Japan may consider introducing national-emissions trading as part of a set of measures it intends to put together by early next year to tackle climate change.
The government will compile the climate change plan to fulfill its pledge to reduce emissions by 26 percent by 2030 from 2013 levels, according to a statement issued Tuesday. The pledge was made earlier this year to the United Nations.
Two government panels -- one set up by the Ministry of Economy, Trade and Industry and another by the Ministry of the Environment -- will discuss the plan’s details, according to the statement.
A preliminary draft, released Tuesday, proposed Japan should promote efforts to bring about a “green economy” and financially support actions to cut emissions.

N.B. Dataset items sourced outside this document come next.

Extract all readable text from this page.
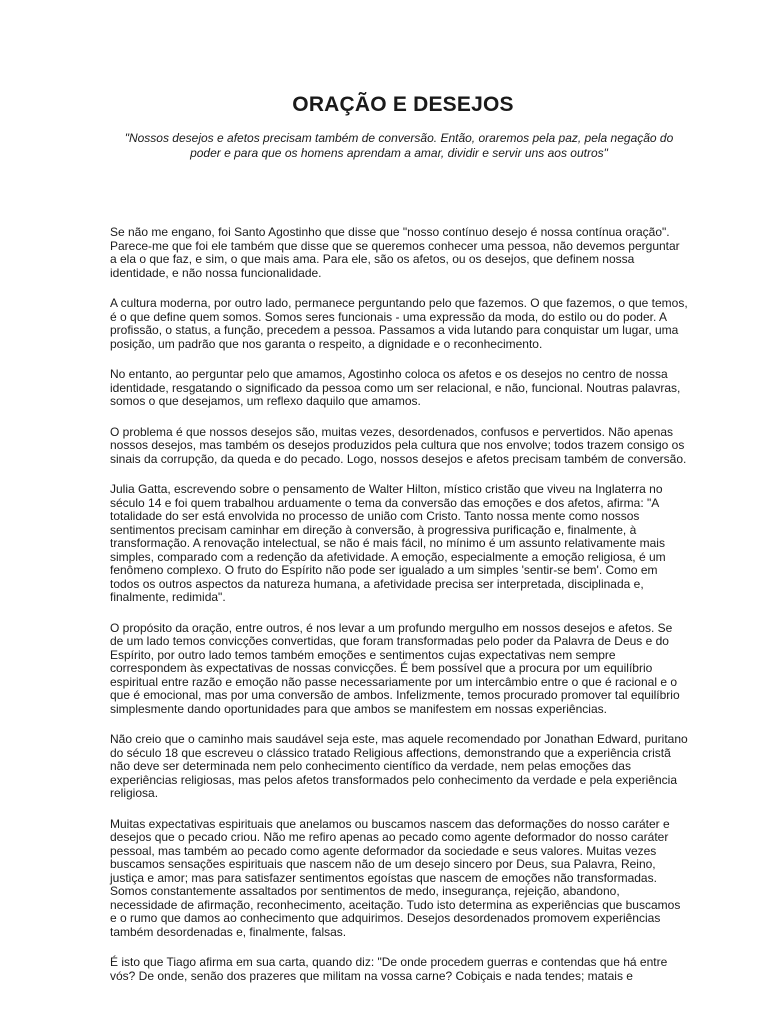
ORAÇÃO E DESEJOS

"Nossos desejos e afetos precisam também de conversão. Então, oraremos pela paz, pela negação do poder e para que os homens aprendam a amar, dividir e servir uns aos outros"

Se não me engano, foi Santo Agostinho que disse que "nosso contínuo desejo é nossa contínua oração". Parece-me que foi ele também que disse que se queremos conhecer uma pessoa, não devemos perguntar a ela o que faz, e sim, o que mais ama. Para ele, são os afetos, ou os desejos, que definem nossa identidade, e não nossa funcionalidade.

A cultura moderna, por outro lado, permanece perguntando pelo que fazemos. O que fazemos, o que temos, é o que define quem somos. Somos seres funcionais - uma expressão da moda, do estilo ou do poder. A profissão, o status, a função, precedem a pessoa. Passamos a vida lutando para conquistar um lugar, uma posição, um padrão que nos garanta o respeito, a dignidade e o reconhecimento.

No entanto, ao perguntar pelo que amamos, Agostinho coloca os afetos e os desejos no centro de nossa identidade, resgatando o significado da pessoa como um ser relacional, e não, funcional. Noutras palavras, somos o que desejamos, um reflexo daquilo que amamos.

O problema é que nossos desejos são, muitas vezes, desordenados, confusos e pervertidos. Não apenas nossos desejos, mas também os desejos produzidos pela cultura que nos envolve; todos trazem consigo os sinais da corrupção, da queda e do pecado. Logo, nossos desejos e afetos precisam também de conversão.

Julia Gatta, escrevendo sobre o pensamento de Walter Hilton, místico cristão que viveu na Inglaterra no século 14 e foi quem trabalhou arduamente o tema da conversão das emoções e dos afetos, afirma: "A totalidade do ser está envolvida no processo de união com Cristo. Tanto nossa mente como nossos sentimentos precisam caminhar em direção à conversão, à progressiva purificação e, finalmente, à transformação. A renovação intelectual, se não é mais fácil, no mínimo é um assunto relativamente mais simples, comparado com a redenção da afetividade. A emoção, especialmente a emoção religiosa, é um fenômeno complexo. O fruto do Espírito não pode ser igualado a um simples 'sentir-se bem'. Como em todos os outros aspectos da natureza humana, a afetividade precisa ser interpretada, disciplinada e, finalmente, redimida".

O propósito da oração, entre outros, é nos levar a um profundo mergulho em nossos desejos e afetos. Se de um lado temos convicções convertidas, que foram transformadas pelo poder da Palavra de Deus e do Espírito, por outro lado temos também emoções e sentimentos cujas expectativas nem sempre correspondem às expectativas de nossas convicções. É bem possível que a procura por um equilíbrio espiritual entre razão e emoção não passe necessariamente por um intercâmbio entre o que é racional e o que é emocional, mas por uma conversão de ambos. Infelizmente, temos procurado promover tal equilíbrio simplesmente dando oportunidades para que ambos se manifestem em nossas experiências.

Não creio que o caminho mais saudável seja este, mas aquele recomendado por Jonathan Edward, puritano do século 18 que escreveu o clássico tratado Religious affections, demonstrando que a experiência cristã não deve ser determinada nem pelo conhecimento científico da verdade, nem pelas emoções das experiências religiosas, mas pelos afetos transformados pelo conhecimento da verdade e pela experiência religiosa.

Muitas expectativas espirituais que anelamos ou buscamos nascem das deformações do nosso caráter e desejos que o pecado criou. Não me refiro apenas ao pecado como agente deformador do nosso caráter pessoal, mas também ao pecado como agente deformador da sociedade e seus valores. Muitas vezes buscamos sensações espirituais que nascem não de um desejo sincero por Deus, sua Palavra, Reino, justiça e amor; mas para satisfazer sentimentos egoístas que nascem de emoções não transformadas. Somos constantemente assaltados por sentimentos de medo, insegurança, rejeição, abandono, necessidade de afirmação, reconhecimento, aceitação. Tudo isto determina as experiências que buscamos e o rumo que damos ao conhecimento que adquirimos. Desejos desordenados promovem experiências também desordenadas e, finalmente, falsas.

É isto que Tiago afirma em sua carta, quando diz: "De onde procedem guerras e contendas que há entre vós? De onde, senão dos prazeres que militam na vossa carne? Cobiçais e nada tendes; matais e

It also commits to “carefully consider” national-emissions trading, while closely examining any possible burden placed on domestic industries and employment at the same time as it takes account of trends in emissions trading overseas.
One trade ministry panel member said he opposes including national-emissions trading in the government plan.
“At this point, there is little reason to position national emissions trading as an effective candidate,” Taishi Sugiyama, a senior researcher for the Central Research Institute of Electric Power Industry, said in a statement. “We should rather give more consideration about how to bring about innovation,” he said.
Japan has previously considered a nationwide emissions-trading system. The plan was put on hold in December 2010 after the government said it decided to closely examine the impact on businesses and the effectiveness of other climate-change measures, according to a document posted on the environment ministry’s website.